Integrating NCAR’s data infrastructure with the OSDF

Project Website

Project Overview

Data intensive research, including data analytics, machine learning,
and data assimilation continues to drive innovation and discovery
across the geosciences. An obstacle to scientific discovery is that
critical research datasets are distributed and stored across many
disparate locations, making it challenging for researchers to easily
access data outside of their home environment and investigate cross
disciplinary relationships such as those explored at NCAR and NEON.
The Open Science Data Federation (OSDF,
https://osg-htc.org/services/osdf.html) is working to overcome this
challenge by providing a unified view of datasets stored across
autonomous facilities, integrated with the high-throughput
computational resources of the Open Science Pool (OSPool,
https://osg-htc.org/services/open_science_pool.html).

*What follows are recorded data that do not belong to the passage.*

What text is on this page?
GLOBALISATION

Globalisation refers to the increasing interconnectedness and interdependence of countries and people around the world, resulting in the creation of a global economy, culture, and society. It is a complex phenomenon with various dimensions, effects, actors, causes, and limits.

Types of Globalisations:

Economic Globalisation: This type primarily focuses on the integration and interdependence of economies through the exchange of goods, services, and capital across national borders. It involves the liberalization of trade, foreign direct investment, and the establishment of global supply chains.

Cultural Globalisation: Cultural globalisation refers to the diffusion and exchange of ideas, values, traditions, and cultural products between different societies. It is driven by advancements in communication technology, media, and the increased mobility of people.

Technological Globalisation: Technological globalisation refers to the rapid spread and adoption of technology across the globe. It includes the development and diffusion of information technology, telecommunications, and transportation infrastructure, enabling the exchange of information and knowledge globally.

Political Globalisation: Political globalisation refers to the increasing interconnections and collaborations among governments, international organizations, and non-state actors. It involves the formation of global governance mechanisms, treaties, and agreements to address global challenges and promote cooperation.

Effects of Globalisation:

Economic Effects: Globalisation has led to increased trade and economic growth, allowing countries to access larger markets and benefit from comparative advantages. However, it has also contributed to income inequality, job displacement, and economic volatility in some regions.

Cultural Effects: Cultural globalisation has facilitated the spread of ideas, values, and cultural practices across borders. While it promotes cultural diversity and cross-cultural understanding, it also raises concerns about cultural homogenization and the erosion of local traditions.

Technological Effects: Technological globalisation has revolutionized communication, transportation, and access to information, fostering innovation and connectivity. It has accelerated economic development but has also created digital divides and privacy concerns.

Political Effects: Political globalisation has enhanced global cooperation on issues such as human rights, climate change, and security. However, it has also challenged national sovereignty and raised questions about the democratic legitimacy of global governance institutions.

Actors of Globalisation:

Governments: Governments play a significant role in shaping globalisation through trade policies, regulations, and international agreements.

We propose to
incorporate NCAR’s curated research data collections with the OSDF by
acquiring, operating, and maintaining OSDF Origin and OSDF Cache nodes
and by providing research, consulting, community engagement and
training services to: 1) broaden community access to NCAR’s model
generated (climate projections and historical reanalysis) and
observing facility produced datasets on NSF national
cyberinfrastructure resources, 2) explore, develop and publish example
workflows that leverage OSDF/OSPool resources to support investigation
of reference research use cases and identify future needs in the
OSDF/OSPool infrastructure and 3) engage and train researchers on how
their research workflows can leverage the capabilities of the OSDF,
including how they can develop and run workflows on OSPool resources
and share their personal datasets to the OSDF for reuse by others.

Example research use cases

We have developed the following example research use cases and documented it on Github.

  • Access CESM2 LENS data from the AWS opendata origin and the NCAR data origin and
    • a) Bias-correct surface temperature using ERA5 reanalysis.
    • b) Compute surface ocean heat content.
  • Access NOAA SONAR data from the AWS origin to plot echograms
  • Compute climatological average of daily temperature data using geocat-comp package
  • Run temperature bias-correction workflow on various compute platforms like
    • a) Texas Advanced Compute Center's Stampede3
    • b) NCAR's Casper

These use cases demonstrate the ingestion of data both from the NCAR
origin and the AWS OpenData origin:
https://github.com/NCAR/osdf_examples
Datasets from the NCAR original are now accessible:
--All NCAR datasets are accessible from NCAR's OSDF origin under:
https://osdf-director.osg-htc.org/ncar/rda/<dnnnnnn> where <dnnnnnn>
maps into a unique dataset identifier

Future Plans

We plan to develop additional example research use cases moving
forward and will host a hackathon in Summer of 2025 as part of the
pythia cookoff series to generate community develop example use cases
that leverage OSDF resources